По новым правилам выходило, что жизнь с этой стороны границы ничего не стоит. Как оказалось, противопоставить татарину нечего, и дело не в заурядной стычке. Здесь все было не так, начиная с того пещерного старика у дороги, с убогих глинобитных домов Ташкургана, с босоногих детей, любопытными взглядами провожавших колонну. Ремизов вздрогнул, дети – а их много сбегается к дороге – смотрели на солдат исподлобья, с тревогой, и уж точно никто не размахивал руками, посылая привет. Это другой мир, свое место в нем надо завоевывать, чтобы суметь защитить себя, отстоять, когда придет срок.
И он менялся… Армия методично выбивала из него мягкотелость, как бы подготавливая к следующему акту судьбы. Выработанная им за полгода жесткость еще не стала жестокостью, а волевые решения – средством унижения слабых, но в его поступках все чаще чувствовалась резкость, а иногда и агрессия. Был ли он готов во всех смыслах пройти по трупам и для самоутверждения, и для того, чтобы просто выжить? Ремизов этого не знал, но зато мог точно сказать, что он по-настоящему ненавидел. Ничего нового – несправедливость, только и всего. При таком раскладе этому лейтенанту, юнцу, следовало объяснить, что такое справедливость в новых условиях, дальше он все сделает сам. А ненависть не даст ему остановиться, пока в его теле теплится жизнь.

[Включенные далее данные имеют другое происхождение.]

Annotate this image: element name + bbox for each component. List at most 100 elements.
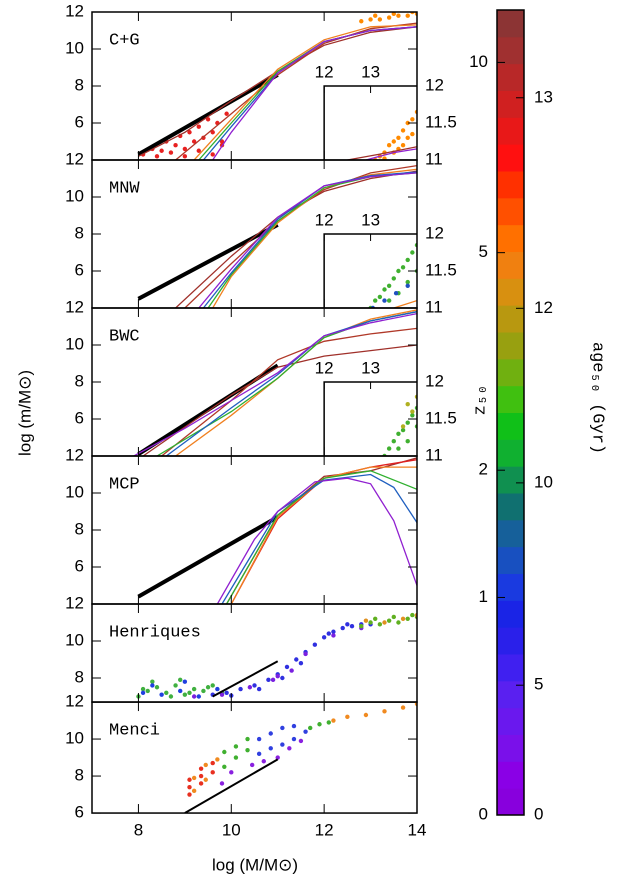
- data-point: [400, 143, 406, 148]
- plot-area: [133, 309, 417, 456]
- data-point: [187, 690, 192, 695]
- data-point: [219, 692, 225, 697]
- colorbar-tick-label: 0: [479, 804, 488, 823]
- data-point: [178, 677, 183, 683]
- data-point: [249, 762, 255, 768]
- curve: [212, 168, 417, 308]
- data-point: [205, 685, 211, 690]
- colorbar-bin: [497, 90, 524, 118]
- curve: [161, 327, 417, 456]
- curve: [165, 311, 417, 456]
- data-point: [150, 679, 155, 684]
- data-point: [312, 642, 318, 647]
- y-tick-label: 10: [65, 482, 84, 501]
- y-tick-label: 12: [65, 445, 84, 464]
- curve: [226, 470, 417, 604]
- data-point: [291, 736, 297, 742]
- colorbar-bin: [497, 10, 524, 38]
- data-point: [275, 673, 280, 679]
- data-point: [377, 294, 383, 300]
- data-point: [382, 709, 387, 714]
- x-tick-label: 10: [222, 821, 241, 840]
- colorbar-bin: [497, 654, 524, 682]
- curve: [142, 344, 417, 456]
- data-point: [400, 265, 406, 270]
- data-point: [405, 120, 410, 126]
- inset-y-tick-label: 11.5: [425, 112, 457, 131]
- data-point: [145, 688, 150, 694]
- data-point: [205, 117, 211, 122]
- data-point: [261, 759, 266, 764]
- data-point: [396, 620, 401, 625]
- data-point: [396, 268, 401, 274]
- data-point: [215, 686, 220, 692]
- colorbar-bin: [497, 627, 524, 655]
- data-point: [405, 402, 410, 407]
- data-point: [373, 13, 378, 18]
- data-point: [210, 683, 215, 688]
- data-point: [268, 731, 273, 736]
- panel-label: Henriques: [109, 623, 201, 642]
- data-point: [396, 446, 401, 451]
- inset-area: [347, 109, 417, 160]
- colorbar-bin: [497, 412, 524, 440]
- plot-area: [137, 457, 417, 604]
- data-point: [210, 760, 215, 766]
- data-point: [321, 635, 327, 640]
- data-point: [159, 148, 164, 153]
- data-point: [256, 751, 262, 757]
- data-point: [405, 135, 410, 140]
- colorbar-bin: [497, 332, 524, 360]
- data-point: [331, 633, 336, 638]
- data-point: [400, 616, 406, 621]
- colorbar-bin: [497, 707, 524, 735]
- data-point: [363, 712, 369, 718]
- data-point: [168, 694, 174, 699]
- data-point: [284, 664, 290, 670]
- data-point: [182, 146, 188, 152]
- data-point: [280, 725, 285, 731]
- colorbar-bin: [497, 144, 524, 172]
- data-point: [219, 139, 225, 144]
- y-tick-label: 12: [65, 1, 84, 20]
- y-tick-label: 6: [75, 803, 84, 822]
- data-point: [224, 690, 229, 695]
- inset-y-tick-label: 11: [425, 445, 443, 464]
- curve: [212, 26, 417, 160]
- data-point: [256, 736, 262, 742]
- colorbar-bin: [497, 439, 524, 467]
- y-tick-label: 10: [65, 630, 84, 649]
- inset-x-tick-label: 13: [361, 210, 380, 229]
- data-point: [382, 287, 387, 292]
- data-point: [191, 139, 197, 144]
- y-tick-label: 8: [75, 519, 84, 538]
- curve: [212, 660, 279, 698]
- colorbar-tick-label: 5: [479, 242, 488, 261]
- data-point: [405, 257, 410, 263]
- colorbar-tick-label: 5: [534, 675, 543, 694]
- data-point: [410, 409, 415, 414]
- inset-x-tick-label: 12: [315, 210, 334, 229]
- curve: [137, 223, 279, 301]
- panel-frame: [91, 701, 418, 814]
- data-point: [345, 622, 350, 627]
- data-point: [410, 250, 415, 255]
- data-point: [377, 17, 383, 22]
- colorbar-bin: [497, 466, 524, 494]
- data-point: [386, 283, 392, 288]
- x-tick-label: 14: [408, 821, 427, 840]
- inset-x-tick-label: 13: [361, 62, 380, 81]
- data-point: [345, 714, 350, 720]
- data-point: [198, 766, 204, 771]
- data-point: [256, 686, 262, 692]
- data-point: [191, 686, 197, 692]
- data-point: [291, 723, 297, 729]
- colorbar-tick-label: 2: [479, 460, 488, 479]
- panel-label: MCP: [109, 475, 140, 494]
- data-point: [191, 775, 197, 781]
- y-tick-label: 8: [75, 371, 84, 390]
- panel-label: Menci: [109, 722, 160, 741]
- data-point: [373, 616, 378, 621]
- curve: [221, 473, 417, 604]
- colorbar-bin: [497, 546, 524, 574]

Гайнутдинов хищно улыбнулся и, уже уходя, процедил сквозь зубы:
– Лучше позаботься о своей шкуре, а там посмотрим, кто и сколько стоит – Он был старше на несколько лет и на многие вещи смотрел иначе.
К ночи вошли в Пули-Хумри. Шел дождь, потом он превратился в ливень. Машины тремя колоннами подходили на стационарную заправку. Механики под потоками воды выскакивали из люков, месили глинистую жижу, вставляли толстые шланги в горловины баков… Сыро, холодно. После дневной жары остро чувствовалось приближение гор, это они останавливали теплые потоки воздуха, охлаждали их и заставляли проливаться затяжными дождями. Март – он и есть март, а в России сугробы только оседают после долгой зимы.

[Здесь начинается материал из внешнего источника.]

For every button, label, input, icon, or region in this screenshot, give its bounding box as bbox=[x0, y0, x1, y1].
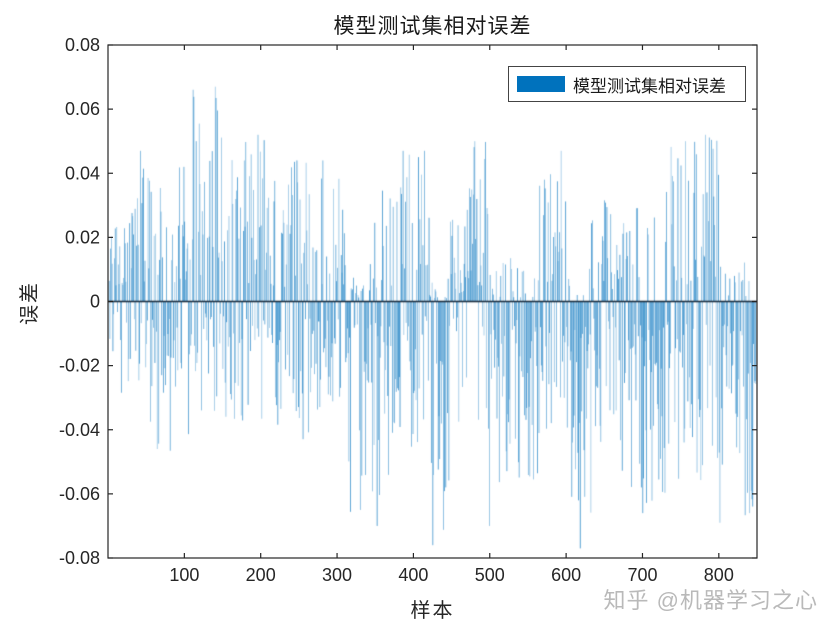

Ремизов с наводчиком-оператором Маратом Турановым ужинал в башне машины консервами из сухого пайка. Зануда-желудок наконец-таки успокоился, ему в топку сегодня годилось все: и холодное мясо с жиром, которое иногда бывает самым вкусным мясом на свете, и сухари из ржаного хлеба, и сахар вприкуску с холодной водой из фляги. Это дорога – весь день в люке под солнцем, под встречным ветром, а теперь и под дождем, поэтому с небольшими перерывами и есть хотелось почти весь день. Туранов стеснялся командира, в нем чувствовалось привитое с детства уважение к старшим, природная сдержанность, а они вот уже двое суток трутся плечо о плечо в башне БМП. Хороший наводчик, он за неделю разобрался в устройстве орудия, в электрооборудовании, а на единственных стрельбах поразил все мишени, отчего командир взвода испытал и удовлетворение, и некоторую уверенность в их общей безопасности.
– Туранов, ты что мясо не ешь? Хватит скромничать. Мы не дома – на чужбине, а впереди долгий путь.